Editor in Chief: Moh. Reza Huwaida Thursday, April 25th, 2024

How a Welcomed Intervention Changed into Frustration

Creation of effective institutions is an important component of state-building. The US-led international intervention in Afghanistan initially aimed at state-building in Afghanistan because it was assumed that a failed state poses threats to both its own citizens as well as to the global security. Afghanistan under the Taliban was a haven for the world terrorists that could jeopardize the security of other countries.

In the meanwhile, the Taliban had turned Afghanistan into an Islamic Emirate without functioning institutions that could provide security and deliver services to the people. There was not any human- dignity-based judiciary to serve as the ultimate arbitrator among the citizens.

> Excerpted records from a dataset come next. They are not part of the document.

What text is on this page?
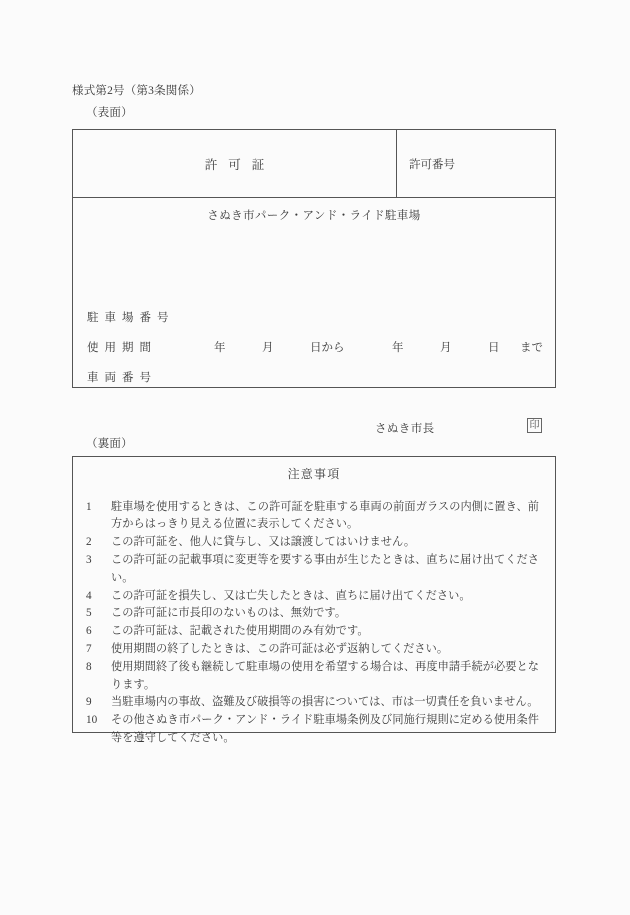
様式第2号（第3条関係）
（表面）
許可証	許可番号
さぬき市パーク・アンド・ライド駐車場
駐車場番号
使用期間	年	月	日から	年	月	日 まで
車両番号
さぬき市長	印
（裏面）
注意事項
1	駐車場を使用するときは、この許可証を駐車する車両の前面ガラスの内側に置き、前方からはっきり見える位置に表示してください。
2	この許可証を、他人に貸与し、又は譲渡してはいけません。
3	この許可証の記載事項に変更等を要する事由が生じたときは、直ちに届け出てください。
4	この許可証を損失し、又は亡失したときは、直ちに届け出てください。
5	この許可証に市長印のないものは、無効です。
6	この許可証は、記載された使用期間のみ有効です。
7	使用期間の終了したときは、この許可証は必ず返納してください。
8	使用期間終了後も継続して駐車場の使用を希望する場合は、再度申請手続が必要となります。
9	当駐車場内の事故、盗難及び破損等の損害については、市は一切責任を負いません。
10	その他さぬき市パーク・アンド・ライド駐車場条例及び同施行規則に定める使用条件等を遵守してください。
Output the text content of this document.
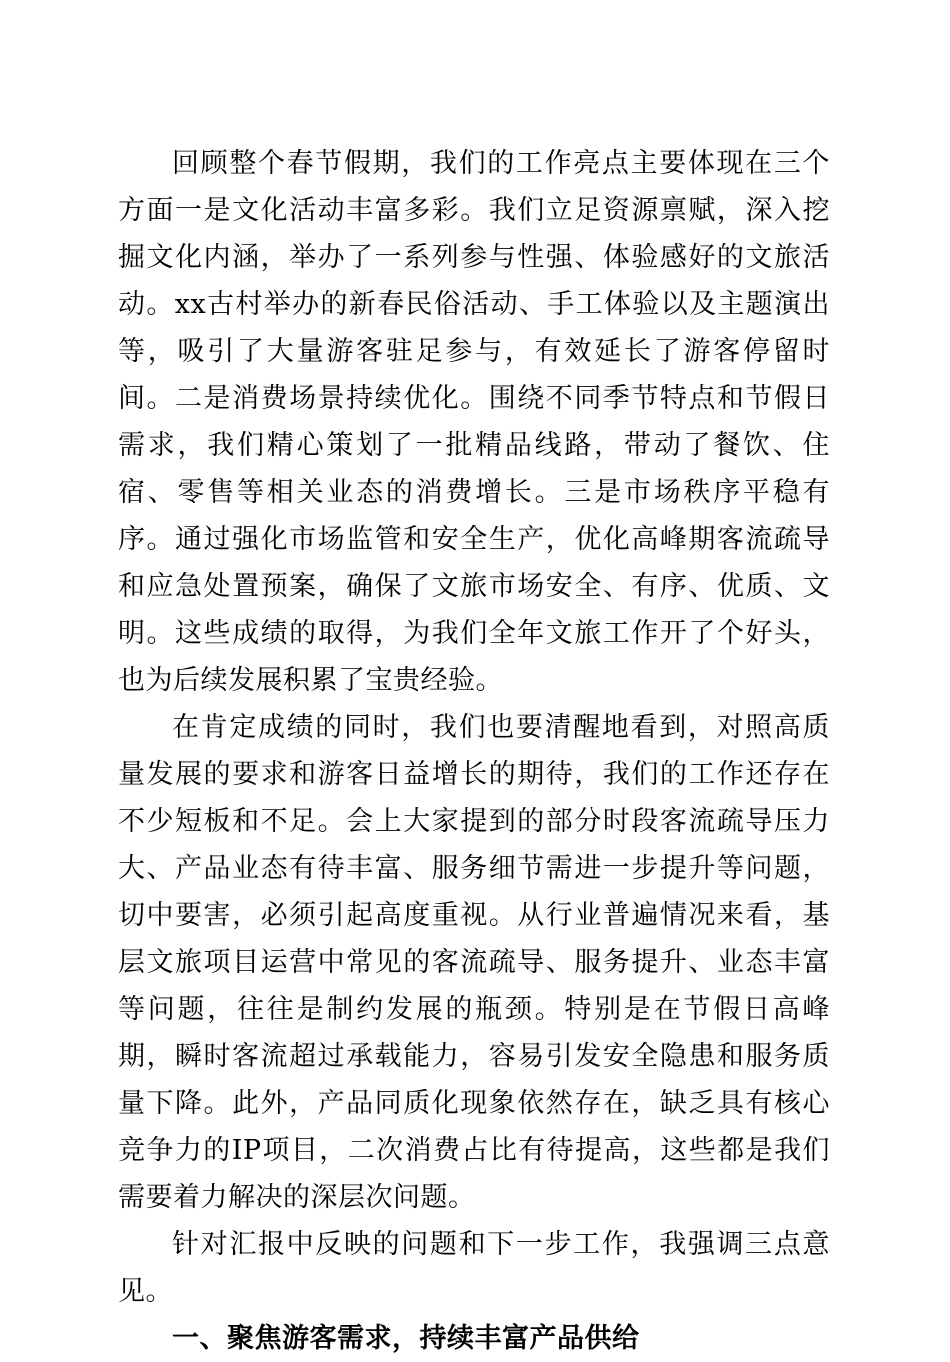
回顾整个春节假期，我们的工作亮点主要体现在三个方面一是文化活动丰富多彩。我们立足资源禀赋，深入挖掘文化内涵，举办了一系列参与性强、体验感好的文旅活动。xx古村举办的新春民俗活动、手工体验以及主题演出等，吸引了大量游客驻足参与，有效延长了游客停留时间。二是消费场景持续优化。围绕不同季节特点和节假日需求，我们精心策划了一批精品线路，带动了餐饮、住宿、零售等相关业态的消费增长。三是市场秩序平稳有序。通过强化市场监管和安全生产，优化高峰期客流疏导和应急处置预案，确保了文旅市场安全、有序、优质、文明。这些成绩的取得，为我们全年文旅工作开了个好头，也为后续发展积累了宝贵经验。

在肯定成绩的同时，我们也要清醒地看到，对照高质量发展的要求和游客日益增长的期待，我们的工作还存在不少短板和不足。会上大家提到的部分时段客流疏导压力大、产品业态有待丰富、服务细节需进一步提升等问题，切中要害，必须引起高度重视。从行业普遍情况来看，基层文旅项目运营中常见的客流疏导、服务提升、业态丰富等问题，往往是制约发展的瓶颈。特别是在节假日高峰期，瞬时客流超过承载能力，容易引发安全隐患和服务质量下降。此外，产品同质化现象依然存在，缺乏具有核心竞争力的IP项目，二次消费占比有待提高，这些都是我们需要着力解决的深层次问题。

针对汇报中反映的问题和下一步工作，我强调三点意见。

一、聚焦游客需求，持续丰富产品供给
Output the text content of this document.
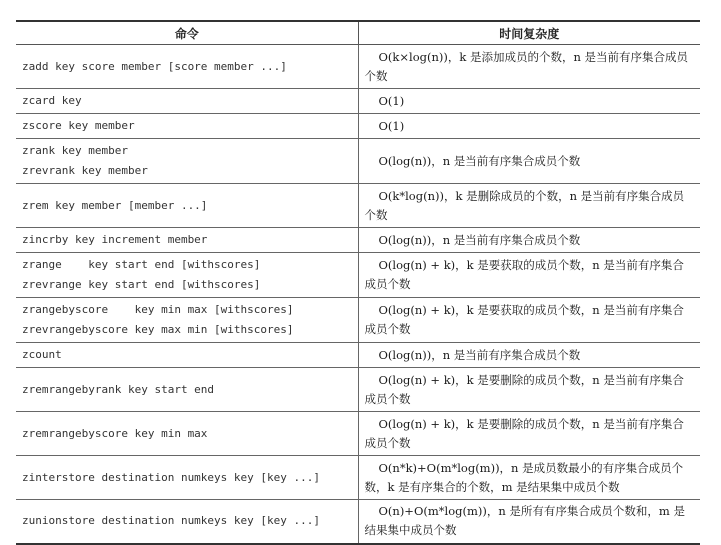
命令	时间复杂度
zadd key score member [score member ...]	O(k×log(n))，k 是添加成员的个数，n 是当前有序集合成员个数
zcard key	O(1)
zscore key member	O(1)
zrank key member
zrevrank key member	O(log(n))，n 是当前有序集合成员个数
zrem key member [member ...]	O(k*log(n))，k 是删除成员的个数，n 是当前有序集合成员个数
zincrby key increment member	O(log(n))，n 是当前有序集合成员个数
zrange    key start end [withscores]
zrevrange key start end [withscores]	O(log(n) + k)，k 是要获取的成员个数，n 是当前有序集合成员个数
zrangebyscore    key min max [withscores]
zrevrangebyscore key max min [withscores]	O(log(n) + k)，k 是要获取的成员个数，n 是当前有序集合成员个数
zcount	O(log(n))，n 是当前有序集合成员个数
zremrangebyrank key start end	O(log(n) + k)，k 是要删除的成员个数，n 是当前有序集合成员个数
zremrangebyscore key min max	O(log(n) + k)，k 是要删除的成员个数，n 是当前有序集合成员个数
zinterstore destination numkeys key [key ...]	O(n*k)+O(m*log(m))，n 是成员数最小的有序集合成员个数，k 是有序集合的个数，m 是结果集中成员个数
zunionstore destination numkeys key [key ...]	O(n)+O(m*log(m))，n 是所有有序集合成员个数和，m 是结果集中成员个数
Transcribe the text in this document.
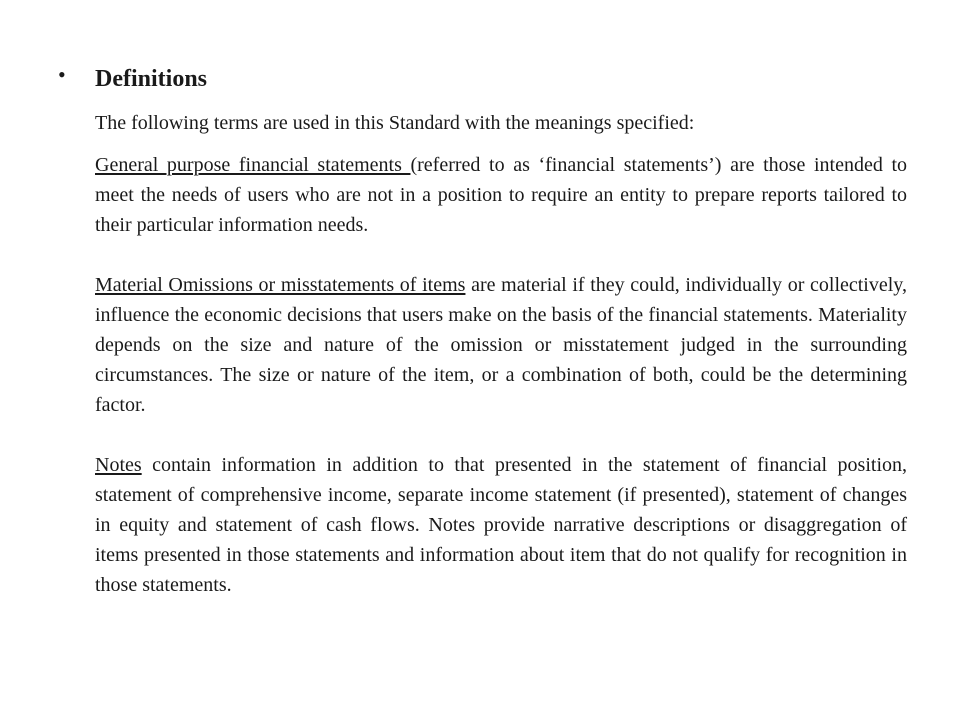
• Definitions

The following terms are used in this Standard with the meanings specified:

General purpose financial statements (referred to as ‘financial statements’) are those intended to meet the needs of users who are not in a position to require an entity to prepare reports tailored to their particular information needs.

Material Omissions or misstatements of items are material if they could, individually or collectively, influence the economic decisions that users make on the basis of the financial statements. Materiality depends on the size and nature of the omission or misstatement judged in the surrounding circumstances. The size or nature of the item, or a combination of both, could be the determining factor.

Notes contain information in addition to that presented in the statement of financial position, statement of comprehensive income, separate income statement (if presented), statement of changes in equity and statement of cash flows. Notes provide narrative descriptions or disaggregation of items presented in those statements and information about item that do not qualify for recognition in those statements.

Human rights were violated on a large scale. The internal aspect of the brutality of the Taliban regime, however, did not produce any humanitarian feelings in other powerful countries that are responsible for the world security under the current international system and order and they remained silent when Afghans were being massacred, injured and displaced.

They launched a humanitarian intervention into Afghanistan when they were directly attacked and assaulted by those lunatic fringes that had sought shelter in the country under the Taliban regime. After the ruthless regime of the Taliban was driven out of power, Afghanistan was described as a prime example of liberation at the beginning of twenty first century.

State-building, which is about external efforts to influence the domestic authority structures of the country, was one of the objectives to be pursued by the international community. Democratization processes were supported by the international community to allow human rights, individual freedom, women's active presence and participation in the society, development of an effective education system and peaceful management of conflicts between individuals and groups.

This support for democratization processes did produce some tangible results in areas of education, women's rights and freedom of press and media. But at the present time international commitment to sustained support for democratic consolidation and state-building has begun to waver and their focus has shifted on paving the ground for an honorable exit.

This fatigue with the broader post-conflict democratic consolidation is understandable in that the efforts were to a large extent hampered and impeded by the Afghan leader as he followed a corrupt network of clientelism that has led to a rampant corruption, hindering good governance and generating gap between the government and people.

As a result, the public support for both the government and its international backers and allies dwindled significantly because of the people's frustration with international support for a corrupt mafia government. This is how a widely and warmly welcomed international intervention changed into a frustration. Unfortunately, it is again the Afghan people who will suffer from lack of effective state institutions and drop in international aid.